Here is the refactor step across all three tools. The prompt is the load-bearing part — the tools differ only in how you hand it the file and how the agent runs the plan.

In Agent mode, add the file to context and let it edit across the new module files with checkpoints so you can revert a bad split:

@main.tf Refactor this into modules: network (VPC, subnets, NAT),
data (RDS, ElastiCache), and compute (ASG, ALB). Move every hardcoded
CIDR and region into variables.tf with sensible defaults. Add an S3
backend with a DynamoDB lock table in backend.tf. Tag every resource
with Environment and ManagedBy. Show me the module boundaries before
writing files.

After it writes the files, ask Cursor to run terraform plan in the integrated terminal and summarize the changes.

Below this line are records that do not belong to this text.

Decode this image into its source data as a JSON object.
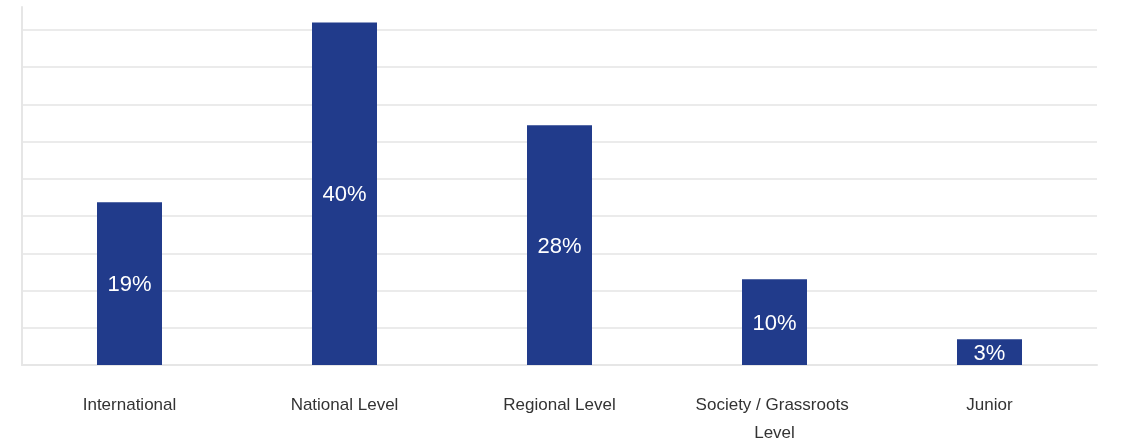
{
  "chart_data": {
    "type": "bar",
    "categories": [
      "International",
      "National Level",
      "Regional Level",
      "Society / Grassroots Level",
      "Junior"
    ],
    "values": [
      19,
      40,
      28,
      10,
      3
    ],
    "value_labels": [
      "19%",
      "40%",
      "28%",
      "10%",
      "3%"
    ],
    "color": "#213b8b",
    "ylim": [
      0,
      41.8
    ],
    "yticks": [
      {
        "value": 0,
        "label": null
      },
      {
        "value": 4.3,
        "label": null
      },
      {
        "value": 8.7,
        "label": null
      },
      {
        "value": 13.0,
        "label": null
      },
      {
        "value": 17.4,
        "label": null
      },
      {
        "value": 21.7,
        "label": null
      },
      {
        "value": 26.1,
        "label": null
      },
      {
        "value": 30.4,
        "label": null
      },
      {
        "value": 34.8,
        "label": null
      },
      {
        "value": 39.1,
        "label": null
      }
    ],
    "grid": "y",
    "tick_labels": "x"
  }
}
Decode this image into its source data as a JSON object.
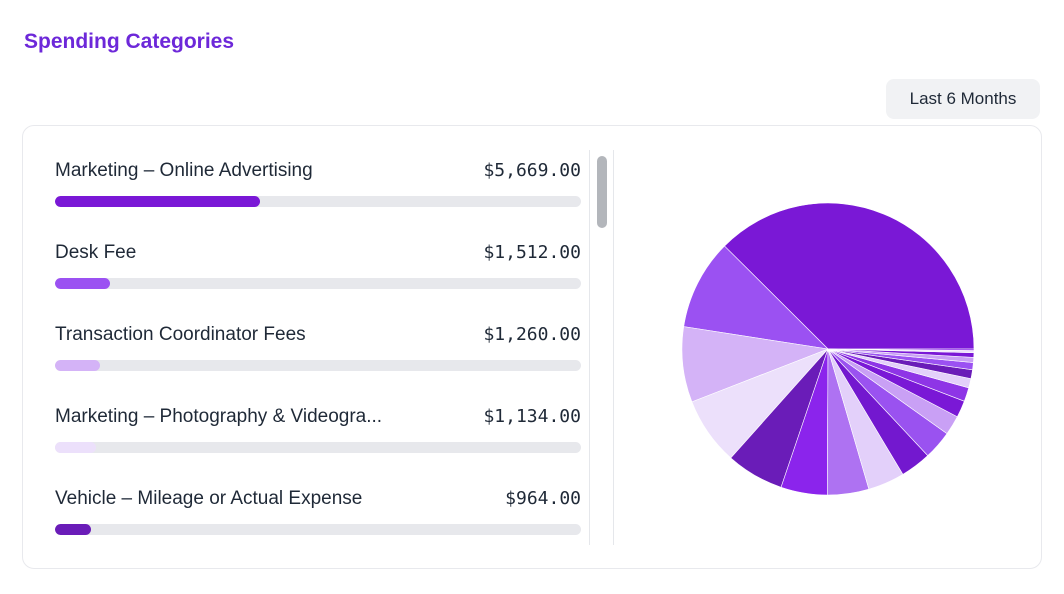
{
  "header": {
    "title": "Spending Categories",
    "period_label": "Last 6 Months"
  },
  "categories": [
    {
      "name": "Marketing – Online Advertising",
      "amount": "$5,669.00",
      "progress": 0.39,
      "color": "#7a18d6"
    },
    {
      "name": "Desk Fee",
      "amount": "$1,512.00",
      "progress": 0.105,
      "color": "#9b51f2"
    },
    {
      "name": "Transaction Coordinator Fees",
      "amount": "$1,260.00",
      "progress": 0.085,
      "color": "#d4b3f7"
    },
    {
      "name": "Marketing – Photography & Videogra...",
      "amount": "$1,134.00",
      "progress": 0.078,
      "color": "#ece0fb"
    },
    {
      "name": "Vehicle – Mileage or Actual Expense",
      "amount": "$964.00",
      "progress": 0.068,
      "color": "#6a1cb8"
    }
  ],
  "chart_data": {
    "type": "pie",
    "values": [
      5669,
      1512,
      1260,
      1134,
      964,
      775,
      694,
      612,
      513,
      482,
      326,
      281,
      232,
      156,
      148,
      120,
      85,
      78,
      35,
      25
    ],
    "colors": [
      "#7a18d6",
      "#9b51f2",
      "#d4b3f7",
      "#ece0fb",
      "#6a1cb8",
      "#8b24ec",
      "#ae72f2",
      "#e3d0fa",
      "#7318cf",
      "#9a52f0",
      "#c9a0f5",
      "#7a18d6",
      "#8e35e6",
      "#e3d0fa",
      "#6a1cb8",
      "#9b51f2",
      "#c9a0f5",
      "#7a18d6",
      "#ece0fb",
      "#8b24ec"
    ],
    "start_angle_deg": 0,
    "direction": "clockwise-from-east-reversed"
  }
}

Use a checkpoint before accepting so a wrong subnet split is one click to undo.

The same loop works for CloudFormation (aws cloudformation deploy --no-execute-changeset to get a change set the agent explains) and Pulumi (pulumi preview instead of terraform plan). The tool changes; the “explain the diff before you touch the account” discipline does not.

The AWS MCP suite (awslabs/mcp) is the highest-leverage addition: the aws-api and cost-analysis servers let the agent read live resources and pricing, so drift detection and right-sizing are grounded in your real account instead of assumptions. The Azure and Kubernetes servers do the same for those platforms.

When you only need a single-purpose augmentation — say, an opinionated Terraform module-layout convention — an Agent Skill is lighter than a persistent MCP connection. Skills install with one universal command and work across Claude Code, Cursor, and Codex:

Terminal window
npx skills add <owner/repo>

Rule of thumb: reach for an MCP server when the agent needs a live, persistent connection (read the account, query pricing); reach for a Skill when you just want to inject reusable conventions or a checklist.

CloudFormation has the same failure shape from a different angle: a stack stuck in UPDATE_ROLLBACK_FAILED usually needs continue-update-rollback with the failing resource in --resources-to-skip. Ask the agent to read the stack events first and identify the resource that blocked the rollback before you touch it.